Under these circumstances, the Allies settled on a plan to advance into the Low Countries once these were attacked, in the hope of halting the Germans on a front that covered much of Belgium and perhaps a small part of Holland.
5
This project was thus designed to assist the neutrals victimized by German aggression and simultaneously to include their defensive capabilities into the general military power of the Allies. It suffered from two major defects, one obvious from the start, the other apparent only once the fighting began. The
shortcoming evident at the time, never adequately remedied, and contributing greatly to the Allied defeat, was the refusal of Holland and Belgium to coordinate their defensive plans fully with France and Britain. Fearful of arousing the ire of the Germans, the two neutrals allowed some secret contacts and exchange of information with the Western Powers, but never agreed to the development of fully coordinated plans with appropriate preparation to implement them when Germany struck. On the contrary, in both countries the highest officers in the army were replaced by men less inclined to cooperate with France and Britain. The Dutch thereupon decided on a withdrawal pian guaranteed to isolate them from any assistance by land, and the Belgians–whose military forces were far more substantial–also refused to work out a coherent defensive strategy with their only conceivable protectors.

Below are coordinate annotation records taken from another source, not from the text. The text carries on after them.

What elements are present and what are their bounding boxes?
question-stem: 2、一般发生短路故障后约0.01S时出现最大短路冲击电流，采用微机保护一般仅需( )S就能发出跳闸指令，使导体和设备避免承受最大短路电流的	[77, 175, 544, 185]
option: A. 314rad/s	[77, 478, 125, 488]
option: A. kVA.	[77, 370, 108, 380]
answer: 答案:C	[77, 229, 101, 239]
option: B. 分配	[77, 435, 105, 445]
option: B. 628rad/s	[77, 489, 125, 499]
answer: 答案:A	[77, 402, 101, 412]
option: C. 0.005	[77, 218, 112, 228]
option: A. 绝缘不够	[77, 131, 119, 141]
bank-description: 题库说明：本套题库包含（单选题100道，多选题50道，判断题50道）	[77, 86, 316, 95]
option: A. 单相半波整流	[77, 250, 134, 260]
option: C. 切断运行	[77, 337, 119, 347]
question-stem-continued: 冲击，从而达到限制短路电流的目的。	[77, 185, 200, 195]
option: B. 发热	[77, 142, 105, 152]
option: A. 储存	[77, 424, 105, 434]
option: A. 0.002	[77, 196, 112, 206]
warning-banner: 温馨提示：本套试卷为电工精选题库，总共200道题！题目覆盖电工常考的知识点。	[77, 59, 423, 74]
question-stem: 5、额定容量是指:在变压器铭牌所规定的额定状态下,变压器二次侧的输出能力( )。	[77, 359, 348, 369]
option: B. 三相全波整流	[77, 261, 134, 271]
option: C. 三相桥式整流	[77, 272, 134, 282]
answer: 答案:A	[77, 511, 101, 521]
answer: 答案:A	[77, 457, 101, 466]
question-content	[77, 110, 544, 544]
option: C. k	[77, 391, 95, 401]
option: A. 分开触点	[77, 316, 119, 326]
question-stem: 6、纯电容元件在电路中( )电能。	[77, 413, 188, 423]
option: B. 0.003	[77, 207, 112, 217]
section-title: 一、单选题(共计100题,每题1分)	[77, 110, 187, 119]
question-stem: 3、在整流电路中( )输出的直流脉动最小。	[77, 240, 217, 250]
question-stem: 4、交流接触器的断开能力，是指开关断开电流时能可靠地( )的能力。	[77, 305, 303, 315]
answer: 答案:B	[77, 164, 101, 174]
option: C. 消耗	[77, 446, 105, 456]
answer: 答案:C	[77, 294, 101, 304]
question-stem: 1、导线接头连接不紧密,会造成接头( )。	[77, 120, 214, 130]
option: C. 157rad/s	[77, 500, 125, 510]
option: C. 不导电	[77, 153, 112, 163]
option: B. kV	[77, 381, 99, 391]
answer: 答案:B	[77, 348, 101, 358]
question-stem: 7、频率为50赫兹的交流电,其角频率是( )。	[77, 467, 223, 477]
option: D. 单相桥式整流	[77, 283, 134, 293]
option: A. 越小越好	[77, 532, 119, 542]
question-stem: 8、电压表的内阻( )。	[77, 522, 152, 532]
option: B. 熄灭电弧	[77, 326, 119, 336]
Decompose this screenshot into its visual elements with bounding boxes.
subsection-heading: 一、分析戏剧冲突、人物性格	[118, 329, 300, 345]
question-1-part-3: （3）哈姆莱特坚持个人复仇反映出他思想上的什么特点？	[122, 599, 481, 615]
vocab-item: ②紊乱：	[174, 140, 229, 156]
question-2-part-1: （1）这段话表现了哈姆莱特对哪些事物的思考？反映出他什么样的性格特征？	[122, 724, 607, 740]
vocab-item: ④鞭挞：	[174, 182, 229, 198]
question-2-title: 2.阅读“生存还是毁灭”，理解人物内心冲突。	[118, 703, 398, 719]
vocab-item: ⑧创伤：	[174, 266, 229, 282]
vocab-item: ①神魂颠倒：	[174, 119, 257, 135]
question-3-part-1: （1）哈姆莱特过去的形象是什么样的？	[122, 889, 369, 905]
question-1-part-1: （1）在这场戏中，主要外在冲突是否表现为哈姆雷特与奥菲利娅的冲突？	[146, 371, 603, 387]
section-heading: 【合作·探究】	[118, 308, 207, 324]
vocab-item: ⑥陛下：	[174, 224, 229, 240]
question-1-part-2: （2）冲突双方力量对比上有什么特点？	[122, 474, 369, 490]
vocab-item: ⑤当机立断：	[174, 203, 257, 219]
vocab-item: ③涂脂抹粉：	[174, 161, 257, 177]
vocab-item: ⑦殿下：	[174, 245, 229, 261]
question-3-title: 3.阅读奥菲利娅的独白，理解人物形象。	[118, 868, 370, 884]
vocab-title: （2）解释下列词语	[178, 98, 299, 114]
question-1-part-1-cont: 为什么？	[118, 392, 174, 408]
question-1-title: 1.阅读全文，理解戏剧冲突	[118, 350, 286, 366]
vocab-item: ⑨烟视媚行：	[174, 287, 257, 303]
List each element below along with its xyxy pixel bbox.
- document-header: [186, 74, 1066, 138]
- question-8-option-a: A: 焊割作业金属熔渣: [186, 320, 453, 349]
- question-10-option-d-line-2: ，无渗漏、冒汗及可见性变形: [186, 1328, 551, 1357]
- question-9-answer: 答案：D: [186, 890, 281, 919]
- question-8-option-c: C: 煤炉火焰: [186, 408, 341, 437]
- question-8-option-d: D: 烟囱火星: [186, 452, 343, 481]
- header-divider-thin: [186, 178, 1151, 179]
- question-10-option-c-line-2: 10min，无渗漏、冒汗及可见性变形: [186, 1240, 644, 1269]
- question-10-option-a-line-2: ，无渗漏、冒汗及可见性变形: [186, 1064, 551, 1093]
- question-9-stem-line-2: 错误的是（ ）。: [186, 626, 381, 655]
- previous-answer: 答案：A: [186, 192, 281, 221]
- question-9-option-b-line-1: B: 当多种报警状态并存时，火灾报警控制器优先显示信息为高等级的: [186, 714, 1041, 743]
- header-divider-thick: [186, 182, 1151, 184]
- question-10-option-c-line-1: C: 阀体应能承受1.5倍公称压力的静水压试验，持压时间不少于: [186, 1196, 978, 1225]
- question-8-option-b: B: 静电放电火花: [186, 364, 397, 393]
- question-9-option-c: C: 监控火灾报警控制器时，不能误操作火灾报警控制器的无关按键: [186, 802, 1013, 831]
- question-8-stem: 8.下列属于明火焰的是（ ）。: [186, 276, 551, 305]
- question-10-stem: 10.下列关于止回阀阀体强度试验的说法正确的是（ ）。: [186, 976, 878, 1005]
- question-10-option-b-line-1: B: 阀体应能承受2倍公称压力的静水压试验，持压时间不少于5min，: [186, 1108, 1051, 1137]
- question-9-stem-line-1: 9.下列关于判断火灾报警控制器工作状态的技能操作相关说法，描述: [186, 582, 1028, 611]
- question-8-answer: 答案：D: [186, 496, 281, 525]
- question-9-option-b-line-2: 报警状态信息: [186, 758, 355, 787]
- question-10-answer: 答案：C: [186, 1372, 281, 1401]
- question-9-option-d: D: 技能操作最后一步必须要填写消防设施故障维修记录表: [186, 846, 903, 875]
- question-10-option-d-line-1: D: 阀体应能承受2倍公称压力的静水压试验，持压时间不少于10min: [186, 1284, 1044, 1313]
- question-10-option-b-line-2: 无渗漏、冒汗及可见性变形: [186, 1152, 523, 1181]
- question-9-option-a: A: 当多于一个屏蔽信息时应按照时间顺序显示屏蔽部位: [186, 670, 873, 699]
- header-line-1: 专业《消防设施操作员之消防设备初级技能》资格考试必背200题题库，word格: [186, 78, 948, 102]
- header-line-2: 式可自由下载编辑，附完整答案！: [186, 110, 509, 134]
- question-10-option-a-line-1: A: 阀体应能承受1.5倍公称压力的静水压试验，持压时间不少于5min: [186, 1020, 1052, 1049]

Whether, in the face of such attitudes, it made sense for France and Britain to plan a commitment of their best equipped forces to a move forward into countries unwilling to coordinate their own efforts with those whom they planned to ask for help, raises a question of great complexity which had arisen in Norway; it reflects the redoubling of an advantage unscrupulous attackers have over cautious countries which hope to avoid war by avoiding measures thought likely to provoke the attacker–the same advantage Germany had enjoyed and exploited in the face of the delayed Polish mobilization.